The company said on Tuesday it had submitted an application to the Drugs Controller General of India requesting approval for the "bridging" safety and immunogenicity study for its vaccine.

Last week, the government had eased rules to fast-track emergency approvals for foreign-made COVID-19 vaccines. The move exempts companies from carrying out long-drawn  "bridging" trials for their vaccines which could stretch over several months.

According to the new rules Vaccines for Covid-19, which have been developed and are being manufactured in foreign countries and which have been granted emergency approval for restricted use the US, UK, Europe and Japan or which are listed in WHO (Emergency Use Listing) may be granted emergency use approval in India.
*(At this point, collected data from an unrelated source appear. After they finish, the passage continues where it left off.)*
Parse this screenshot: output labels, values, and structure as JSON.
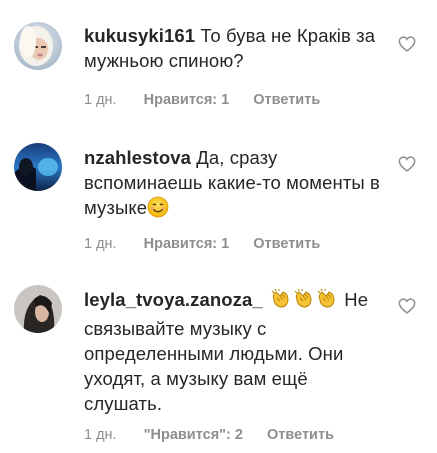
{
  "comments": [
    {
      "username": "kukusyki161",
      "text": "То бува не Краків за мужньою спиною?",
      "time": "1 дн.",
      "likes": "Нравится: 1",
      "reply": "Ответить",
      "avatar_icon": "user-avatar-photo",
      "like_icon": "heart-outline-icon"
    },
    {
      "username": "nzahlestova",
      "text": "Да, сразу вспоминаешь какие-то моменты в музыке",
      "emoji": "smiling-face-emoji",
      "time": "1 дн.",
      "likes": "Нравится: 1",
      "reply": "Ответить",
      "avatar_icon": "user-avatar-photo",
      "like_icon": "heart-outline-icon"
    },
    {
      "username": "leyla_tvoya.zanoza_",
      "emoji": "clapping-hands-emoji x3",
      "text": "Не связывайте музыку с определенными людьми. Они уходят, а музыку вам ещё слушать.",
      "time": "1 дн.",
      "likes": "\"Нравится\": 2",
      "reply": "Ответить",
      "avatar_icon": "user-avatar-photo",
      "like_icon": "heart-outline-icon"
    }
  ]
}
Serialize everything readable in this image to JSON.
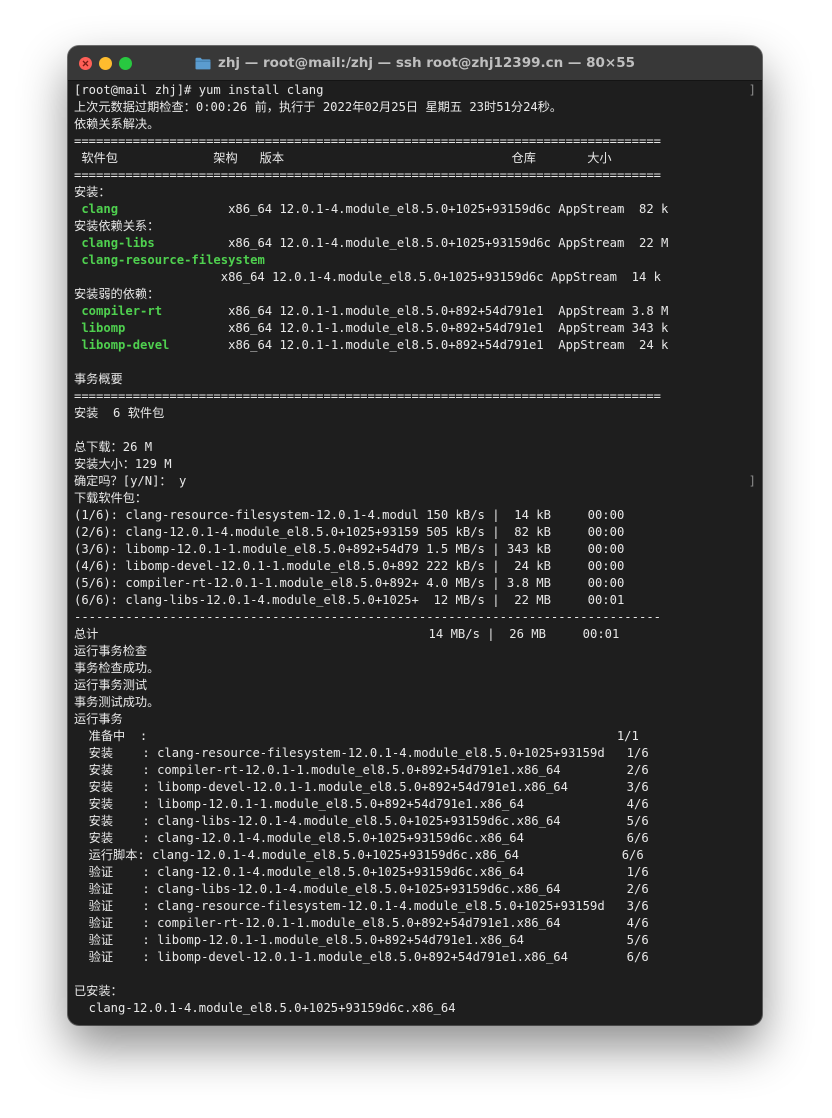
{
  "window": {
    "title": "zhj — root@mail:/zhj — ssh root@zhj12399.cn — 80×55"
  },
  "icons": {
    "close": "close-icon",
    "minimize": "minimize-icon",
    "maximize": "maximize-icon",
    "folder": "folder-icon"
  },
  "colors": {
    "package_name": "#4fd04f",
    "background": "#1e1e1e",
    "text": "#e8e8e8"
  },
  "terminal": {
    "lines": [
      {
        "text": "[root@mail zhj]# yum install clang",
        "name": "command-line"
      },
      {
        "text": "上次元数据过期检查：0:00:26 前，执行于 2022年02月25日 星期五 23时51分24秒。",
        "name": "metadata-line"
      },
      {
        "text": "依赖关系解决。",
        "name": "deps-resolved-line"
      },
      {
        "text": "================================================================================",
        "name": "separator-line"
      },
      {
        "text": " 软件包             架构   版本                               仓库       大小",
        "name": "table-header-line"
      },
      {
        "text": "================================================================================",
        "name": "separator-line"
      },
      {
        "text": "安装：",
        "name": "section-install"
      },
      {
        "pkg": "clang",
        "rest": "               x86_64 12.0.1-4.module_el8.5.0+1025+93159d6c AppStream  82 k",
        "name": "package-row"
      },
      {
        "text": "安装依赖关系：",
        "name": "section-deps"
      },
      {
        "pkg": "clang-libs",
        "rest": "          x86_64 12.0.1-4.module_el8.5.0+1025+93159d6c AppStream  22 M",
        "name": "package-row"
      },
      {
        "pkg": "clang-resource-filesystem",
        "rest": "",
        "name": "package-row"
      },
      {
        "text": "                    x86_64 12.0.1-4.module_el8.5.0+1025+93159d6c AppStream  14 k",
        "name": "package-row-cont"
      },
      {
        "text": "安装弱的依赖：",
        "name": "section-weak-deps"
      },
      {
        "pkg": "compiler-rt",
        "rest": "         x86_64 12.0.1-1.module_el8.5.0+892+54d791e1  AppStream 3.8 M",
        "name": "package-row"
      },
      {
        "pkg": "libomp",
        "rest": "              x86_64 12.0.1-1.module_el8.5.0+892+54d791e1  AppStream 343 k",
        "name": "package-row"
      },
      {
        "pkg": "libomp-devel",
        "rest": "        x86_64 12.0.1-1.module_el8.5.0+892+54d791e1  AppStream  24 k",
        "name": "package-row"
      },
      {
        "text": "",
        "name": "blank-line"
      },
      {
        "text": "事务概要",
        "name": "transaction-summary"
      },
      {
        "text": "================================================================================",
        "name": "separator-line"
      },
      {
        "text": "安装  6 软件包",
        "name": "install-count"
      },
      {
        "text": "",
        "name": "blank-line"
      },
      {
        "text": "总下载：26 M",
        "name": "total-download"
      },
      {
        "text": "安装大小：129 M",
        "name": "install-size"
      },
      {
        "text": "确定吗？[y/N]： y",
        "name": "confirm-prompt",
        "bracket": "]"
      },
      {
        "text": "下载软件包：",
        "name": "download-heading"
      },
      {
        "text": "(1/6): clang-resource-filesystem-12.0.1-4.modul 150 kB/s |  14 kB     00:00",
        "name": "download-row"
      },
      {
        "text": "(2/6): clang-12.0.1-4.module_el8.5.0+1025+93159 505 kB/s |  82 kB     00:00",
        "name": "download-row"
      },
      {
        "text": "(3/6): libomp-12.0.1-1.module_el8.5.0+892+54d79 1.5 MB/s | 343 kB     00:00",
        "name": "download-row"
      },
      {
        "text": "(4/6): libomp-devel-12.0.1-1.module_el8.5.0+892 222 kB/s |  24 kB     00:00",
        "name": "download-row"
      },
      {
        "text": "(5/6): compiler-rt-12.0.1-1.module_el8.5.0+892+ 4.0 MB/s | 3.8 MB     00:00",
        "name": "download-row"
      },
      {
        "text": "(6/6): clang-libs-12.0.1-4.module_el8.5.0+1025+  12 MB/s |  22 MB     00:01",
        "name": "download-row"
      },
      {
        "text": "--------------------------------------------------------------------------------",
        "name": "dash-separator"
      },
      {
        "text": "总计                                             14 MB/s |  26 MB     00:01",
        "name": "download-total"
      },
      {
        "text": "运行事务检查",
        "name": "status-line"
      },
      {
        "text": "事务检查成功。",
        "name": "status-line"
      },
      {
        "text": "运行事务测试",
        "name": "status-line"
      },
      {
        "text": "事务测试成功。",
        "name": "status-line"
      },
      {
        "text": "运行事务",
        "name": "status-line"
      },
      {
        "text": "  准备中  :                                                                1/1",
        "name": "progress-row"
      },
      {
        "text": "  安装    : clang-resource-filesystem-12.0.1-4.module_el8.5.0+1025+93159d   1/6",
        "name": "progress-row"
      },
      {
        "text": "  安装    : compiler-rt-12.0.1-1.module_el8.5.0+892+54d791e1.x86_64         2/6",
        "name": "progress-row"
      },
      {
        "text": "  安装    : libomp-devel-12.0.1-1.module_el8.5.0+892+54d791e1.x86_64        3/6",
        "name": "progress-row"
      },
      {
        "text": "  安装    : libomp-12.0.1-1.module_el8.5.0+892+54d791e1.x86_64              4/6",
        "name": "progress-row"
      },
      {
        "text": "  安装    : clang-libs-12.0.1-4.module_el8.5.0+1025+93159d6c.x86_64         5/6",
        "name": "progress-row"
      },
      {
        "text": "  安装    : clang-12.0.1-4.module_el8.5.0+1025+93159d6c.x86_64              6/6",
        "name": "progress-row"
      },
      {
        "text": "  运行脚本: clang-12.0.1-4.module_el8.5.0+1025+93159d6c.x86_64              6/6",
        "name": "progress-row"
      },
      {
        "text": "  验证    : clang-12.0.1-4.module_el8.5.0+1025+93159d6c.x86_64              1/6",
        "name": "progress-row"
      },
      {
        "text": "  验证    : clang-libs-12.0.1-4.module_el8.5.0+1025+93159d6c.x86_64         2/6",
        "name": "progress-row"
      },
      {
        "text": "  验证    : clang-resource-filesystem-12.0.1-4.module_el8.5.0+1025+93159d   3/6",
        "name": "progress-row"
      },
      {
        "text": "  验证    : compiler-rt-12.0.1-1.module_el8.5.0+892+54d791e1.x86_64         4/6",
        "name": "progress-row"
      },
      {
        "text": "  验证    : libomp-12.0.1-1.module_el8.5.0+892+54d791e1.x86_64              5/6",
        "name": "progress-row"
      },
      {
        "text": "  验证    : libomp-devel-12.0.1-1.module_el8.5.0+892+54d791e1.x86_64        6/6",
        "name": "progress-row"
      },
      {
        "text": "",
        "name": "blank-line"
      },
      {
        "text": "已安装：",
        "name": "installed-heading"
      },
      {
        "text": "  clang-12.0.1-4.module_el8.5.0+1025+93159d6c.x86_64",
        "name": "installed-item"
      }
    ],
    "first_line_bracket": "]"
  }
}
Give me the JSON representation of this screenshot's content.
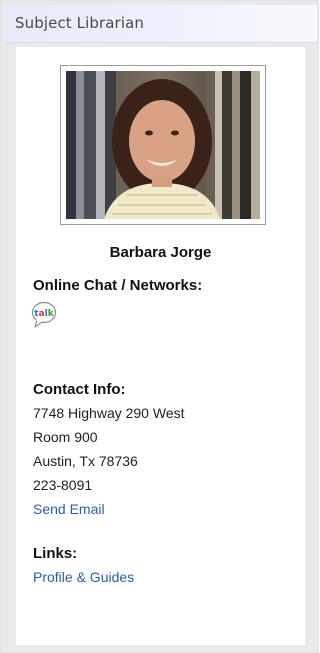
{
  "widget": {
    "title": "Subject Librarian"
  },
  "librarian": {
    "name": "Barbara Jorge",
    "online_heading": "Online Chat / Networks:",
    "chat_icon_text": "talk",
    "contact_heading": "Contact Info:",
    "address_line1": "7748 Highway 290 West",
    "address_line2": "Room 900",
    "address_line3": "Austin, Tx 78736",
    "phone": "223-8091",
    "email_link": "Send Email",
    "links_heading": "Links:",
    "profile_link": "Profile & Guides"
  },
  "colors": {
    "link": "#2a5db0",
    "header_bg": "#e6ebf7",
    "widget_bg": "#e9e9ec"
  }
}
The new rules state that the first 100 beneficiaries of a foreign vaccine shall be assessed for seven days for safety outcomes before it is rolled out for further immunisation programme within the country.

J&J will be eligible to import the vaccine once it gets this clearance.

J&J also has a deal with Indian firm Biological E Ltd to contract-manufacture its vaccine in India.

Besides, Johnson & Johnson has the support of the Indo-Pacific Quad agreement between the US, India, Japan and Australia to expedite vaccine production with an Indian partner as most countries do not enough doses to fight the deadly Covid-19. Quad agreement signed after Joe Biden took over as US President provides for US and Japanese finance coming together with Indian manufacturing capacity to roll out more vaccines for the war against the pandemic.